Devant une telle tendance, les autorités se sont mises à accompagner cette reconversion, soutenant que la culture de la fraise est une valeur ajoutée. L’engouement pour cette filière a poussé ces mêmes autorités à consacrer à ce produit ce qui est désormais appelé à Jijel “la fête de la fraise”. Chaque année, en effet, au mois d’avril, on célèbre le juteux fruit rouge, qui fait son chemin pour s’imposer comme le produit-phare de la culture maraîchère dans cette wilaya. Une douzaine de communes sur les 28 que compte la wilaya de Jijel ont des espaces dédiés à cette culture.
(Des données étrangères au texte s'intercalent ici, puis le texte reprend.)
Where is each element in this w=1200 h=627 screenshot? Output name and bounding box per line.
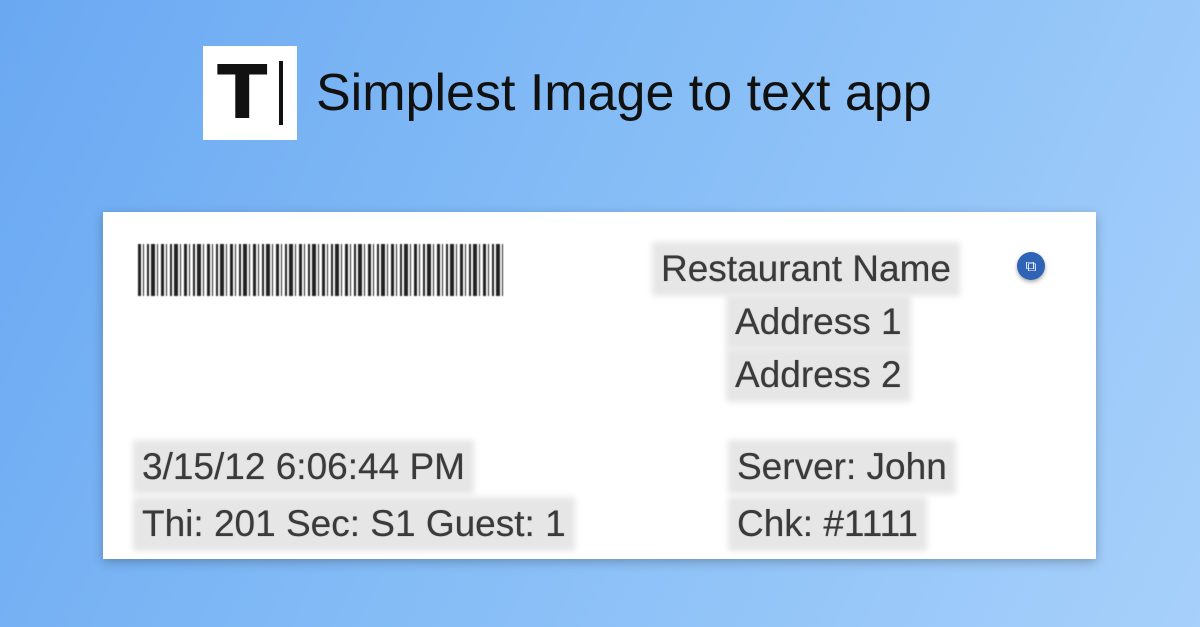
- app-title: Simplest Image to text app: [316, 64, 932, 122]
- barcode: [138, 244, 505, 296]
- restaurant-name-text: Restaurant Name: [657, 247, 955, 291]
- server-text: Server: John: [733, 445, 951, 489]
- copy-icon: ⧉: [1025, 257, 1037, 275]
- datetime-text: 3/15/12 6:06:44 PM: [138, 445, 469, 489]
- address-1-text: Address 1: [731, 300, 906, 344]
- logo-letter: T: [217, 50, 268, 136]
- address-2-text: Address 2: [731, 353, 906, 397]
- table-info-text: Thi: 201 Sec: S1 Guest: 1: [138, 502, 570, 546]
- app-header: T Simplest Image to text app: [203, 46, 932, 140]
- check-number-text: Chk: #1111: [733, 502, 923, 546]
- receipt-image: Restaurant Name ⧉ Address 1 Address 2 3/…: [103, 212, 1096, 559]
- copy-button[interactable]: ⧉: [1017, 252, 1045, 280]
- text-cursor-icon: [279, 61, 283, 125]
- app-logo: T: [203, 46, 297, 140]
La commune de Sidi Abdelaziz qui arrive en tête avec 105 ha, est suivie de celles de Khiri Oued Adjoul (72 ha), de Djemma Beni Hbibi (61 ha) et d’El-Ancer (50 ha), selon des données de l’année 2021. La commune de Jijel se situe en bas du tableau avec seulement 0,12 ha, selon les mêmes données.
La wilaya de Jijel est pourtant une terre de culture de la tomate, importée désormais en triple concentré. Et la reconversion de la tomate à la fraise ne se fait pas sans aléa, puisque les agriculteurs sont contraints à recourir à l’importation des plants de ce fruit. La filière fraise est ainsi dépendante de l’importation même si des tentatives sont lancées çà et là pour la création de pépinières. “Ces pépinières ne servent qu'à la multiplication des plants, pas à la création de nouvelles variétés, nous sommes toujours dépendants du produit étranger”, précise, Bakha Toufik. Toutefois, l’importation a baissé, passant de 20 millions de plants, importés il y a quelques années d’Espagne, à 6 millions en 2020. Le reste des plants cultivés sont issus de la multiplication, selon les mêmes précisions.
Cartel
Devenue une filière qui a acquis une place primordiale dans l’activité agricole locale, la culture de la fraise n’a pas manqué de créer des conditions favorables à l’émergence d’une faune d’intermédiaires, régulant à leur manière son circuit commercial. Pis encore, certains évoquent un “cartel de la fraise” qui tend à se mettre en place pour contrôler la filière. Une nuée d’intervenants, pour ne pas dire de faux agriculteurs, se sont mis à investir un domaine procurant un gain substantiel. “Il y a des agriculteurs qui ne savent même pas à quel prix leur produit est vendu”, a déploré Mme Akli Fadila, directrice des services agricoles, lors d’une intervention à la dernière session de l’APW, dénonçant une filière sous l’emprise d’indus intervenants.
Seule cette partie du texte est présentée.